If he had pushed his indiscretion even further, the observer would have noticed that a stout piece of string was also doing duty for our hero's belt, and that he wore no underpants. His inner garments were held together by an armoury of safety-pins, like those of an Arab. On each foot he wore two woollen socks, one on top of the other (whence, no doubt, the size of his boots). Turning out the pockets, the observer would have discovered the following items of note: an old crust of bread, two lumps of sugar, a sordid mixture of shreds of black tobacco and solidified bread crumbs, and a solid gold watch, which would have arrested his attention. It was an old, flat watch, stamped all over with the beauty of priceless craftsmanship, and its case was almost entirely concealed by the loops and tendrils of an elaborate coat of arms (lion, pennons, the whole shoot), crowned with a baron's coronet. Rounding off his investigation with the wallet — a tattered wallet with the pencil missing from its socket — the observer would have come across, on the one side a hundred francs, and on the other a card advertising the establishment of Jenny, Theatrical Make-Up, etc. and three visiting cards which must have been there a good ten years, for they were so faded as to be almost brown at the edges.
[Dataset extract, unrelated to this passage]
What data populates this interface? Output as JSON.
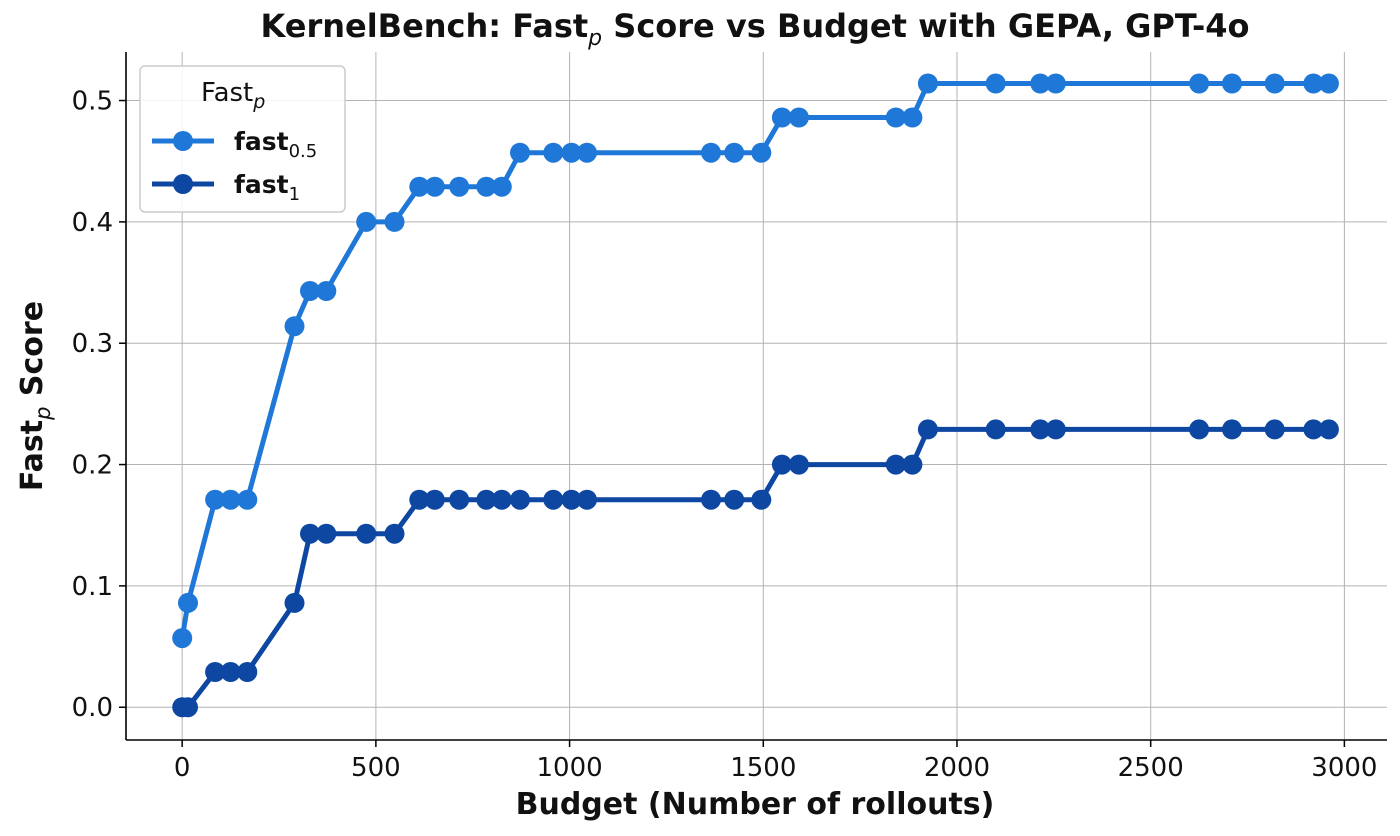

They bore the following inscription, printed in a vulgar type:
Élie de Coëtquidan. 11 rue de Lisbonne.
And — a practice nowadays confined to the provinces, and perhaps exclusively to Brittany — the inscription was surmounted by a baron's coronet.

M. Élie de Coëtquidan, propped up on one leg, jostled by passers-by, but imperturbable, read his paper from cover to cover by the light of this barber's shop, in front of which he had been reading it every night at the same hour — although several nearby shops were better lit — for the past nine years. The contents of what he read drew from him now and then a sort of growl, a very characteristic 'Hrr. . . .' or sometimes an exclamation: 'Swine!', 'Trash! 'Hrr, that's the young all over!' Eventually, holding the newspaper unfolded by one corner, he shuffled off towards the boulevard Arago. From time to time he would slow down in order to poke with his cane at some bit of paper or refuse on the pavement, with the age-old gesture of the ragman.